En détectant l'éventuel envahisseur tôt grâce au réseau de 40 pièges qu'elle a commencé à déployer lundi, la Ville espère pouvoir freiner, à défaut d'endiguer, sa progression.

«Il n'y a pas de traitement à l'heure actuelle pour protéger les arbres de manière permanente, mais la recherche avance beaucoup. L'idée serait d'abattre les arbres malades ou de les traiter avec un insecticide pour ralentir l'agrile, et pendant ce temps-là, on peut espérer que la recherche continue», a expliqué Marie-Josée Coupal, du service de l'environnement de Québec.

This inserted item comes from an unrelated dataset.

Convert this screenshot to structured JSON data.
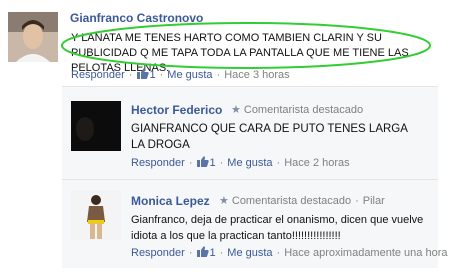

Originaire d'Asie, l'agrile du frêne (Agrilus planipennis) est vraisemblablement arrivé en Amérique du Nord dans les années 90. Si les frênes d'Asie ont eu des millions d'années d'évolution pour apprendre à combattre cet agrile, les «nôtres» n'ont pas eu cette chance et sont sans défense quand les larves de l'insecte dévorent leur phloème, soit la partie vitale de l'écorce par laquelle transite la sève. Selon des estimés américains, pas moins de 30 millions de frênes en sont morts dans le seul État du Michigan, et le bilan continental est beaucoup plus élevé.

Au Canada, A. planipennis a été observé pour la première fois en 2002, dans l'extrême sud de l'Ontario. Dans l'espoir de contenir l'invasion, tous les frênes avaient alors été abattus dans une bande de 10 km de large qui s'étirait du lac Saint Clair au lac Érié (environ 20 km plus au sud). Mais le transport de bois de chauffage infesté a probablement permis à l'insecte, qui se répand lentement, de «sauter» cette zone tampon, puisqu'il a été aperçu par la suite à Toronto, à Ottawa, puis à Montréal l'an dernier.

La Ville de Québec a commencé à poser ses pièges, lundi, à tous les deux kilomètres, surtout autour de Limoilou, où les frênes représentent 22 % de tous les arbres, contre 12 % dans l'ensemble de la ville. Les engins seront relevés à la mi-juillet.